Farblos bis blass
Die große Trump-Show endet mit einer schwachen Rede
In den USA wüten derzeit Tropenstürme, Waldbrände und Krawalle, und gestern Abend wütete auch US-Präsident Donald Trump - mit angezogener Handbremse jedoch. Seine Rede zum feierlichen Abschluss des Nationalskonvents der Republikaner geriet eintönig, die Betonungen misslangen beim Ablesen vom Teleprompter, erinnerte eher an eine mittelmäßige Predigt als an eine Brandrede. Trotz der theatralen Inszenierung und seines Moments im für ihn so wichtigen Rampenlicht: Trump performte nicht.
Auch inhaltlich gab es nichts Neues. Wie zu erwarten war, teilte Trump gegen seinen Widersacher Joe Biden aus, der Trumps Vision des "America First" bedrohe. Biden sei "kein Retter der Seele Amerikas", sondern der "Zerstörer amerikanischer Arbeitsplätze und der Zerstörer der amerikanischen Großartigkeit."
Trump selbst habe etwa mit dem Abkommen zwischen Israel und den Vereinigten Arabischen Emiraten für Frieden im Nahen Osten gesorgt sowie "100 Prozent des ISIS-Kalifats ausgelöscht." Biden habe dagegen seine gesamte Karriere damit verbracht, Arbeitsplätze nach China auszulagern, Amerikas Grenzen zu öffnen und ihre Söhne und Töchter in endlose ausländische Kriege zu schicken, in "Kriege, die nie endeten."
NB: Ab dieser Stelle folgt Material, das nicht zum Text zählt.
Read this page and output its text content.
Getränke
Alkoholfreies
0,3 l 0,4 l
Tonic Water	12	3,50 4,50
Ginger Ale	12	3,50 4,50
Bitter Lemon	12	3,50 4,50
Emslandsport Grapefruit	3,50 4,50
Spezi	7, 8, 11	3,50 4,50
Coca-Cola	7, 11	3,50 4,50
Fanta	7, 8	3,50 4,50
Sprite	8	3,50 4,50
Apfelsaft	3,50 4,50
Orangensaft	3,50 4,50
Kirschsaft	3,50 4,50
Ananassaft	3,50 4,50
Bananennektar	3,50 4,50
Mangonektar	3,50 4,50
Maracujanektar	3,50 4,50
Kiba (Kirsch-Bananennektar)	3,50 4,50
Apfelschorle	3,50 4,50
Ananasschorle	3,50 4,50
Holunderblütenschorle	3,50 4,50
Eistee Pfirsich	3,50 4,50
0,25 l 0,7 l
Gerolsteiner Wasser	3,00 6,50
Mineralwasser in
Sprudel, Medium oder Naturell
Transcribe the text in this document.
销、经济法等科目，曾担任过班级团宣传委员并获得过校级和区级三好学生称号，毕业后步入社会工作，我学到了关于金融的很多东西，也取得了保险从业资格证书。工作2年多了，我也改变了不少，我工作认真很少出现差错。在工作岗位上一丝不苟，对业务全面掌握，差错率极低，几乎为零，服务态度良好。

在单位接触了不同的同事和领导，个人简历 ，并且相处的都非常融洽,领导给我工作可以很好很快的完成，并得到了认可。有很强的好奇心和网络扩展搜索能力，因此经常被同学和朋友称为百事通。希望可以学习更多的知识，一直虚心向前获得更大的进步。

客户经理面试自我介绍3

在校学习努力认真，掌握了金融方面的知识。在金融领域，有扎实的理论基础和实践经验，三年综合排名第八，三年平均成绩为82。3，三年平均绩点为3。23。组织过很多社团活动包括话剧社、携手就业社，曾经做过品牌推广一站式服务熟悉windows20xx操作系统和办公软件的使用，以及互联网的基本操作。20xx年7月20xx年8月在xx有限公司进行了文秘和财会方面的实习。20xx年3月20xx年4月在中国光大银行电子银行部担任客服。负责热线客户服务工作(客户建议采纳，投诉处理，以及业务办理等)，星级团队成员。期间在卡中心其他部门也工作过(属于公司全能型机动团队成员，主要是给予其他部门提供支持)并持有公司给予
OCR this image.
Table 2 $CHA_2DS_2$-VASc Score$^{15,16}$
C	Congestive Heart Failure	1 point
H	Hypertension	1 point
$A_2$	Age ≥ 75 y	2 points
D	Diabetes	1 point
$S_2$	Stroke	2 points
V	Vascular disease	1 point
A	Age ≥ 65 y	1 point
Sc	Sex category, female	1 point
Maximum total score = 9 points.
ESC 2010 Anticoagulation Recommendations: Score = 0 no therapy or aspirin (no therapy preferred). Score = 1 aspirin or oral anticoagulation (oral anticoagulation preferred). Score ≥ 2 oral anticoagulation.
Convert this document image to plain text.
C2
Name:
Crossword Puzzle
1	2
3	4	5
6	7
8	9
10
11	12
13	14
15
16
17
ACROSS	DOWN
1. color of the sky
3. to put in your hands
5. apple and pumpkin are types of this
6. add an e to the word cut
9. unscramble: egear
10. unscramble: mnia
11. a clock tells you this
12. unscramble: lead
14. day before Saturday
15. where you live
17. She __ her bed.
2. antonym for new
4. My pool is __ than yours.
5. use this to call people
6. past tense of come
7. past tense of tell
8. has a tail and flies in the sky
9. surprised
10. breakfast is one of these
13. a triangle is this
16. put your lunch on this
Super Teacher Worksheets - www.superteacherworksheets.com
Als Sieger gab sich Trump auch über die Pandemie. Der "neue und mächtige Feind", der "unsere Nation und unseren gesamten Planeten heimgesucht hat", sei das Coronavirus. Doch Trump habe mit seiner Regierung die "größte nationale Mobilisierung seit dem Zweiten Weltkrieg" gestartet und mithilfe des "Defense Production Act" dafür gesorgt, dass "keinem einzigen Amerikaner, der ein Beatmungsgerät gebraucht hat, ein Beatmungsgerät verweigert" wurde. Das gleiche "einem Wunder".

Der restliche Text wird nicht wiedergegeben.